If we look at just the top ten on the first Fortune 500 list from 1955 and compare it to the most recent list, we find only three holdovers. Seventy percent of the firms in the top ten in 1955 have been displaced by other firms. Famed economist Joseph Schumpeter likened the top ranks of business to a hotel where the guests are always changing.3
Human beings are lazy and greedy (or energy-conserving and ambitious—if you prefer less negative-sounding descriptions of the same phenomena). People can satisfy other people’s desires by providing products and services that cater to the inherent laziness of the species. In a true free market, to the extent that a business aptly discerns those desires and efficiently fulfills them, it will prosper. Firms in an unfettered marketplace become the biggest because they have effectively fulfilled more desires than their rivals.
Since no one firm can corner all the individuals within its organization, it will have to do constant battle to try to fend off those who have their eye on its current piece of the economic pie. If there is money to be made by serving human wants, firms will endeavor to serve them. Successful businesses spawn imitators and rivals aiming to cut themselves a piece of that pie. In the free market, the only way to cut oneself a bigger piece is by offering a better value.
Within the mixed economy Wal-Mart rose to the top by offering consumers better value—as perceived by freely choosing customers. How long Wal-Mart will stay on top is unknown. It possesses no patent on vending merchandise. Other businesses are free to copy its techniques, and several have. There are also innovations that threaten Wal-Mart’s main mode of business. More and more people are becoming comfortable with shopping on the Internet. Wal-Mart’s “big box” stores may be shunned as more shop from the convenience of their own homes.
As people become wealthier the lure of “always low prices, always” may dwindle. The attraction of “upscale” lifestyles may divert customers away from Wal-Mart. Target, a key Wal-Mart rival, has been accelerating its growth by offering trendy-but-affordable designer merchandise. That Target’s sales have been rising twice as fast as Wal-Mart’s in the last year has caught the attention of Wal-Mart’s management,4 and it is aiming more at upper-income shoppers.5 Whether this will be successful, though, is a big question. When you’ve created such a dominant position for yourself as a low-price vendor, it may be difficult to convince buyers that you can also offer upscale merchandise.

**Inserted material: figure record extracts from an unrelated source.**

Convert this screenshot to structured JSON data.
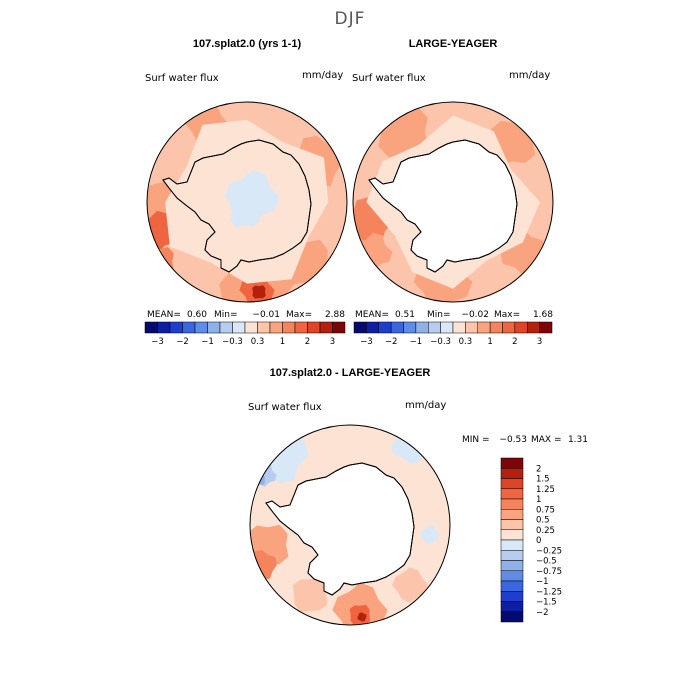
{
  "figure": {
    "title": "DJF",
    "colors": {
      "land": "#ffffff",
      "coast": "#000000",
      "pos": [
        "#fde3d3",
        "#fcc4aa",
        "#f9a47f",
        "#f5845c",
        "#ef653f",
        "#df4426",
        "#b3200e",
        "#7c0508"
      ],
      "neg": [
        "#d9e8f7",
        "#b6cdf0",
        "#8fb1ea",
        "#5e8ce6",
        "#3a66e0",
        "#1e3ed0",
        "#0c1fa3",
        "#050a6e"
      ]
    }
  },
  "panels": [
    {
      "id": "model",
      "title": "107.splat2.0 (yrs 1-1)",
      "variable": "Surf water flux",
      "units": "mm/day",
      "stats": {
        "mean_label": "MEAN=",
        "mean": "0.60",
        "min_label": "Min=",
        "min": "−0.01",
        "max_label": "Max=",
        "max": "2.88"
      },
      "colorbar": {
        "colors": [
          "#050a6e",
          "#0c1fa3",
          "#1e3ed0",
          "#3a66e0",
          "#5e8ce6",
          "#8fb1ea",
          "#b6cdf0",
          "#d9e8f7",
          "#fde3d3",
          "#fcc4aa",
          "#f9a47f",
          "#f5845c",
          "#ef653f",
          "#df4426",
          "#b3200e",
          "#7c0508"
        ],
        "ticks": [
          "−3",
          "−2",
          "−1",
          "−0.3",
          "0.3",
          "1",
          "2",
          "3"
        ]
      }
    },
    {
      "id": "obs",
      "title": "LARGE-YEAGER",
      "variable": "Surf water flux",
      "units": "mm/day",
      "stats": {
        "mean_label": "MEAN=",
        "mean": "0.51",
        "min_label": "Min=",
        "min": "−0.02",
        "max_label": "Max=",
        "max": "1.68"
      },
      "colorbar": {
        "colors": [
          "#050a6e",
          "#0c1fa3",
          "#1e3ed0",
          "#3a66e0",
          "#5e8ce6",
          "#8fb1ea",
          "#b6cdf0",
          "#d9e8f7",
          "#fde3d3",
          "#fcc4aa",
          "#f9a47f",
          "#f5845c",
          "#ef653f",
          "#df4426",
          "#b3200e",
          "#7c0508"
        ],
        "ticks": [
          "−3",
          "−2",
          "−1",
          "−0.3",
          "0.3",
          "1",
          "2",
          "3"
        ]
      }
    },
    {
      "id": "diff",
      "title": "107.splat2.0 - LARGE-YEAGER",
      "variable": "Surf water flux",
      "units": "mm/day",
      "stats": {
        "min_label": "MIN =",
        "min": "−0.53",
        "max_label": "MAX =",
        "max": "1.31"
      },
      "colorbar": {
        "colors": [
          "#7c0508",
          "#b3200e",
          "#df4426",
          "#ef653f",
          "#f5845c",
          "#f9a47f",
          "#fcc4aa",
          "#fde3d3",
          "#d9e8f7",
          "#b6cdf0",
          "#8fb1ea",
          "#5e8ce6",
          "#3a66e0",
          "#1e3ed0",
          "#0c1fa3",
          "#050a6e"
        ],
        "ticks": [
          "2",
          "1.5",
          "1.25",
          "1",
          "0.75",
          "0.5",
          "0.25",
          "0",
          "−0.25",
          "−0.5",
          "−0.75",
          "−1",
          "−1.25",
          "−1.5",
          "−2"
        ]
      }
    }
  ]
}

In the market the competition never ends. The race is never over. There is never a final winner. Any lead can be, and most probably will be, overtaken at some point in the future. Rather than fret over the current standings, people should take advantage of the products and services offered by competing business—rewarding those that serve them best as a spur to the improvement of all.
- Edward W. Younkins, “Antitrust Laws Should Be Abolished,” Le Québécois Libre, February 19, 2000, www.quebecoislibre.org/000219-13.htm.
- David Hartman, “What’s Good for General Motors . . .” Chronicles Magazine, May 2002, www.chroniclesmagazine.org/Chronicles/May2002/0502Hartman.html; also General Motors, Wikipedia, http://en.wikipedia.org/wiki/General_Motors.
- Daniel Gross, “Who Needs Harvard?” Slate (Jan. 12, 2005), http://www.slate.com/articles/business/moneybox/2005/01/who_needs_harvard.html.
- Wal-Mart Takes Aim at Target,” MSNBC, www.msnbc.msn.com/id/8244689/.